A queimada de florestas e restos vegetais e a combustão incompleta de combustíveis (em veículos e maquinários industriais) liberam na atmosfera o chamado “carbono negro” ou fuligem. Nas camadas elevadas da atmosfera, essa fuligem absorve radiação solar, reduzindo a iluminação e elevando a temperatura. Mas esse efeito é geralmente observado a quilômetros de distância da fonte poluidora de origem, o que cria graves problemas inter-regionais. Por exemplo, grande parte da poluição liberada pela Índia afeta os países do Oriente Médio devido ao carreamento das partículas por correntes de ar. O mesmo é observado nos Estados Unidos, onde a costa oeste tem sofrido nos últimos anos um forte aquecimento e escurecimento atmosférico enquanto a costa leste apresenta temperaturas mais amenas. Ou seja, locais que ficam longe da rota dos ventos carreadores de partículas de poluição podem apresentar um leve resfriamento, o que fortalece os argumentos infundados de negacionistas do aquecimento global.

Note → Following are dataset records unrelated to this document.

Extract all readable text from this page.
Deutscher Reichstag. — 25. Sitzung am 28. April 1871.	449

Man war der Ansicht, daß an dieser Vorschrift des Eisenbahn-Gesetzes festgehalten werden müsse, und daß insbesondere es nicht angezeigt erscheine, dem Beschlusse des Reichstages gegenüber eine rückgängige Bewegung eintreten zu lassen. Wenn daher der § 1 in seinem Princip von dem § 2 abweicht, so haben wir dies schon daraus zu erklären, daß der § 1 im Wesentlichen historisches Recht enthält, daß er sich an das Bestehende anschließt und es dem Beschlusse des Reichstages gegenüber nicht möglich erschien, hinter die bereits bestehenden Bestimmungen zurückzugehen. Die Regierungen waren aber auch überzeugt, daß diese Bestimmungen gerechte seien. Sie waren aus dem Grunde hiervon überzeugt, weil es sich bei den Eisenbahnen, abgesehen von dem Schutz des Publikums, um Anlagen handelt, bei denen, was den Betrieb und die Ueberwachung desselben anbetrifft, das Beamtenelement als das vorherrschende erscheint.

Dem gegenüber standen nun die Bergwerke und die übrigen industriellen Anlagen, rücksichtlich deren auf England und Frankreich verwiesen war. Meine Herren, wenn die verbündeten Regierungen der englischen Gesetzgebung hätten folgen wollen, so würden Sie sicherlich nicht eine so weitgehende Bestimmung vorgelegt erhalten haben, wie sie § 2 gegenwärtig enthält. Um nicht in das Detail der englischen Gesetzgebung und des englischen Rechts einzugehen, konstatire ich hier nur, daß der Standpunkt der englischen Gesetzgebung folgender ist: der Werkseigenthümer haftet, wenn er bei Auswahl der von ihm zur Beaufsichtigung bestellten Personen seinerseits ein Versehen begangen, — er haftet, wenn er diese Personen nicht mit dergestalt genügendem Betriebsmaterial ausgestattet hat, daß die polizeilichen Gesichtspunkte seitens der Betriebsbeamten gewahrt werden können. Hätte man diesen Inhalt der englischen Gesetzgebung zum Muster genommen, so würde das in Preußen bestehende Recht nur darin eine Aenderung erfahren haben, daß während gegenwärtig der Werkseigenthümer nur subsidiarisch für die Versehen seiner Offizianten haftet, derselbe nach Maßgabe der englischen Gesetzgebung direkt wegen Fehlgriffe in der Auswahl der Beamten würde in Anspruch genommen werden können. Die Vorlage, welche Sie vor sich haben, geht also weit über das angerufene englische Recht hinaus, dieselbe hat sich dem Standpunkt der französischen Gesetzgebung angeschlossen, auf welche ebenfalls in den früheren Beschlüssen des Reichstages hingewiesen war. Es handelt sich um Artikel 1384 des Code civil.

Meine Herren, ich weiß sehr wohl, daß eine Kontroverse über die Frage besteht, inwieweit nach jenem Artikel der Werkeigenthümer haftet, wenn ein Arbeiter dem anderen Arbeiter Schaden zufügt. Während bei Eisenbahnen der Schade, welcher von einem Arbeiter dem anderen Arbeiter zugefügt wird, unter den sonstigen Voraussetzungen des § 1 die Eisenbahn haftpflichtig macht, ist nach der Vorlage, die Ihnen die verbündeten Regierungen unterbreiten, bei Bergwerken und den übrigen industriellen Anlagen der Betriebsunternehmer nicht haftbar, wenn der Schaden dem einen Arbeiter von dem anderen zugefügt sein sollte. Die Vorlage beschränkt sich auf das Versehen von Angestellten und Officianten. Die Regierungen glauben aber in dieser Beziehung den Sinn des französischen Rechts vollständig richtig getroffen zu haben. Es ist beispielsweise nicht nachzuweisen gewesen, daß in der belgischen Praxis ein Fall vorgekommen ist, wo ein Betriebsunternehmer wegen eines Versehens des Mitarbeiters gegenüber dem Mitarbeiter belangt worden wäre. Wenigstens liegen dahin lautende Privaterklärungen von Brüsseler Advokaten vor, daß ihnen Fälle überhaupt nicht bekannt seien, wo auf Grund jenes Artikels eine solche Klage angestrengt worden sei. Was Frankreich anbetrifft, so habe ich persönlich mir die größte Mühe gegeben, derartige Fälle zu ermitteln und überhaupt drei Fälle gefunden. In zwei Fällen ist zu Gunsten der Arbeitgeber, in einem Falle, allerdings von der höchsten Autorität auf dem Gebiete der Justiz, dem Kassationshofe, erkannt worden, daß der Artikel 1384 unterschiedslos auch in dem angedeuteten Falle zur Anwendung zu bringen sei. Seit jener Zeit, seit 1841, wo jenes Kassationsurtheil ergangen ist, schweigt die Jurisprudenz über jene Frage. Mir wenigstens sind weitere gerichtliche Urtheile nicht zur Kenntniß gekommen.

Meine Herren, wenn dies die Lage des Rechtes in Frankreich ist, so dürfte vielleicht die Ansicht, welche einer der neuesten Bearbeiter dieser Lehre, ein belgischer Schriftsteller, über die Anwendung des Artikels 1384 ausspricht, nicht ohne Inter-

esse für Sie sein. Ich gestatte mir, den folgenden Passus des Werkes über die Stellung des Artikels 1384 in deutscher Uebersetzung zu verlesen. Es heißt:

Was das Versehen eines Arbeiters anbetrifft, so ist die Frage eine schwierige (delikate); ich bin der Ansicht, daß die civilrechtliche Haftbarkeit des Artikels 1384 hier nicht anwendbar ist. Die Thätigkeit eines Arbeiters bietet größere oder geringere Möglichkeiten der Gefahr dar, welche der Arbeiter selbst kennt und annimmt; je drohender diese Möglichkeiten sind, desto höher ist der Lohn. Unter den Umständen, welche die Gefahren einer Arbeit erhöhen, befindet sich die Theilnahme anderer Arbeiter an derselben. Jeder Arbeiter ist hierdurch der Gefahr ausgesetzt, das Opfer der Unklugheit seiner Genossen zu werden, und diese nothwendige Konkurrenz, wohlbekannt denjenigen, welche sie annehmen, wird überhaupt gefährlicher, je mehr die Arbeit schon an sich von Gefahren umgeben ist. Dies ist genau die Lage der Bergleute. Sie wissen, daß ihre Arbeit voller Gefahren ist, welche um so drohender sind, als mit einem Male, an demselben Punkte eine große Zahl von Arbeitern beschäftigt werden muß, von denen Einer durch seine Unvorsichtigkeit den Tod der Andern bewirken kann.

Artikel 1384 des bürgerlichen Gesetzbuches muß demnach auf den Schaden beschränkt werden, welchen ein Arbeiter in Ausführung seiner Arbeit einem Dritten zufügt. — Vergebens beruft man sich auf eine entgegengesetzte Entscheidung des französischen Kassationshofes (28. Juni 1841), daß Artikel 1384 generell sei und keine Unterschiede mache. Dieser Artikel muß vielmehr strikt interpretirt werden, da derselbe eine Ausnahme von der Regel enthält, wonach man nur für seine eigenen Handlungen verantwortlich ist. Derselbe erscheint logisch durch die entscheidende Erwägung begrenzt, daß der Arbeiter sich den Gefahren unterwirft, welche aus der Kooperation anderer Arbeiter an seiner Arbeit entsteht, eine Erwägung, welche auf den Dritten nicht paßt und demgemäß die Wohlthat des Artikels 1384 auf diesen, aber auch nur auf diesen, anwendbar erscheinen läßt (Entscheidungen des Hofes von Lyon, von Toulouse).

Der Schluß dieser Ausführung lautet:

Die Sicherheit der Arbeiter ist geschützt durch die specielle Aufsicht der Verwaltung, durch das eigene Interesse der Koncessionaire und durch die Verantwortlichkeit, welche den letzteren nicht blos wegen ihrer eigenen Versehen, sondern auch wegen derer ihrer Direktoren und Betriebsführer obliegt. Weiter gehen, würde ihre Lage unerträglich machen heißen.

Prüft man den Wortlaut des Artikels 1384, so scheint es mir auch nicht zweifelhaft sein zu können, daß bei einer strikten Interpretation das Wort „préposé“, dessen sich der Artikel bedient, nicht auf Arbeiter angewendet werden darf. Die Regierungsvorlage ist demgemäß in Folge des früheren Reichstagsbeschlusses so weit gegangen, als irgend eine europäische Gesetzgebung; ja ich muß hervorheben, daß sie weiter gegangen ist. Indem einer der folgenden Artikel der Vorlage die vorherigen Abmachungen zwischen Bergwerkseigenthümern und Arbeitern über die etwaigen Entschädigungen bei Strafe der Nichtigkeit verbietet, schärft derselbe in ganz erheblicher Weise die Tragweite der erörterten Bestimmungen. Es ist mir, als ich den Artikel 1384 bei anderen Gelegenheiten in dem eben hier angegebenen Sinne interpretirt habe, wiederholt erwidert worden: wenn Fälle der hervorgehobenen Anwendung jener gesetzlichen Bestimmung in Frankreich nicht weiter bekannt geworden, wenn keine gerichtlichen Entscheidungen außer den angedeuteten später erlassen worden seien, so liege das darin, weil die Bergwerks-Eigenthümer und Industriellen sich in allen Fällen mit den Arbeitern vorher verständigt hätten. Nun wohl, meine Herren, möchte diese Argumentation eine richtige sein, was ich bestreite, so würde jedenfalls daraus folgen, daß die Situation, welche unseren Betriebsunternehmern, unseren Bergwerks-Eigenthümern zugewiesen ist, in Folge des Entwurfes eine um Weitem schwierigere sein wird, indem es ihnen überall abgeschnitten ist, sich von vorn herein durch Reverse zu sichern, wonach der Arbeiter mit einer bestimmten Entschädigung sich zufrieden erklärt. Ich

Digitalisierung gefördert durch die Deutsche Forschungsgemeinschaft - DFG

O escurecimento do planeta e o aquecimento global
É importante ressaltar que o escurecimento do planeta tem relação com o aquecimento global. Por induzir a formação de zonas de resfriamento, em que os poluentes são carreados por correntes de ar, o escurecimento pode mascarar os efeitos de aquecimento, pelo menos em escalas regionais. Somente nas últimas décadas é que pesquisadores conseguiram estabelecer relações diretas entre esses efeitos, contribuindo para a compreensão de que o escurecimento global pode, em última instância, agravar o quão quente o futuro será. Devido a formação de nuvens marrons, contendo gotas de água menor, o escurecimento global leva ao bloqueio de luz solar que contribuiria para uma maior evaporação na superfície terrestre, reduzindo o vapor de água que se converte em chuva. Esta, por sua vez, tem um importante efeito de limpeza e carreamento de poluentes da atmosfera. Contudo, com menos chuva, há um acumulo desses poluentes atmosféricos que causarão ainda mais aquecimento.

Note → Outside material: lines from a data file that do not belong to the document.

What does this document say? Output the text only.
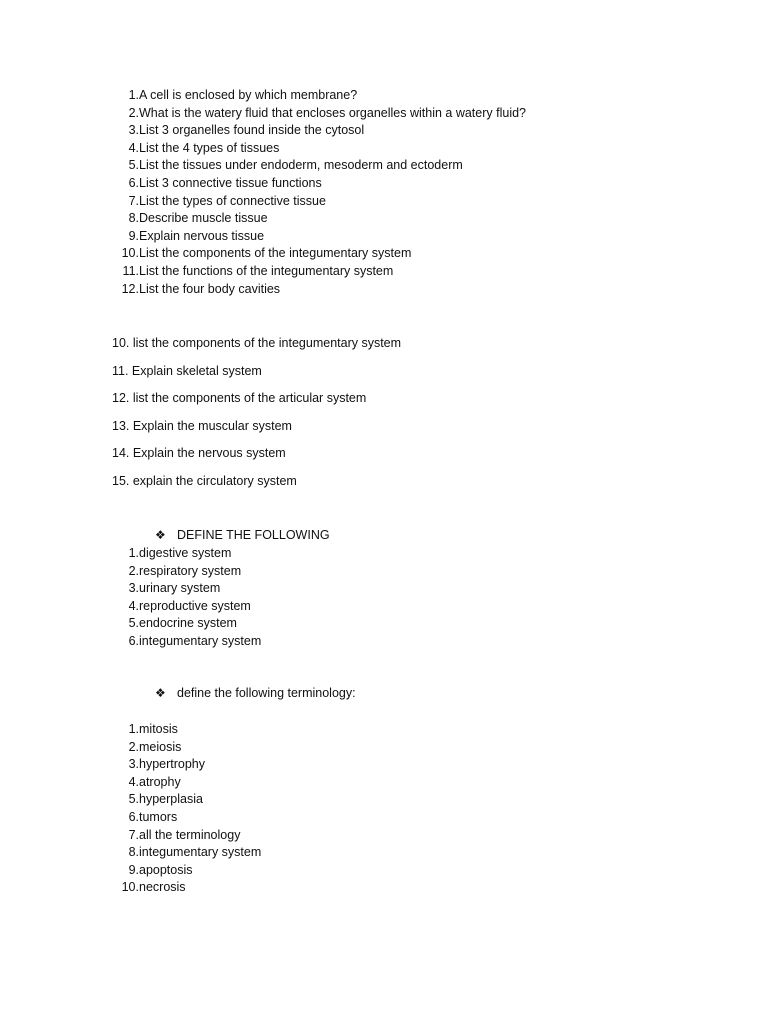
1. A cell is enclosed by which membrane?
2. What is the watery fluid that encloses organelles within a watery fluid?
3. List 3 organelles found inside the cytosol
4. List the 4 types of tissues
5. List the tissues under endoderm, mesoderm and ectoderm
6. List 3 connective tissue functions
7. List the types of connective tissue
8. Describe muscle tissue
9. Explain nervous tissue
10. List the components of the integumentary system
11. List the functions of the integumentary system
12. List the four body cavities
10. list the components of the integumentary system
11. Explain skeletal system
12. list the components of the articular system
13. Explain the muscular system
14. Explain the nervous system
15. explain the circulatory system
❖ DEFINE THE FOLLOWING
1. digestive system
2. respiratory system
3. urinary system
4. reproductive system
5. endocrine system
6. integumentary system
❖ define the following terminology:
1. mitosis
2. meiosis
3. hypertrophy
4. atrophy
5. hyperplasia
6. tumors
7. all the terminology
8. integumentary system
9. apoptosis
10. necrosis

Além dos efeitos discutidos acima, o escurecimento global causa um agravamento da crise hídrica de muitos locais do mundo, pois o ciclo da água tem como força motriz a luz solar, que é o agente indutor da evaporação. Diversos países da África subsaariana vêm sofrendo com o agravamento da escassez de alimento e água potável devido ao acumulo de poluentes vindos do hemisfério norte. Chuvas regionais similares à estação de monção observada no sudeste asiático formavam um cinturão pluviométrico tropical que abastecia os países do centro do continente africano com água e temperaturas mais amenas. Contudo, o escurecimento atmosférico desta região observado desde os anos 1970 causou mudanças drásticas no padrão climático regional. Este é o melhor exemplo para demonstrar que nosso planeta é intensamente interligado e que as consequências de ações de um local podem afetar populações distantes.
Referências:
Liley, J.B., 2006. Global dimming, clouds and aerosols. UV Radiation and Its Effects: An Update, pp.14-15.
Ramanathan, V., 2007. Global dimming by air pollution and global warming by greenhouse gases: global and regional perspectives. In Nucleation and atmospheric aerosols (pp. 473-483). Springer, Dordrecht.
Wild, M., Ohmura, A. and Makowski, K., 2007. Impact of global dimming and brightening on global warming. Geophysical Research Letters, 34(4).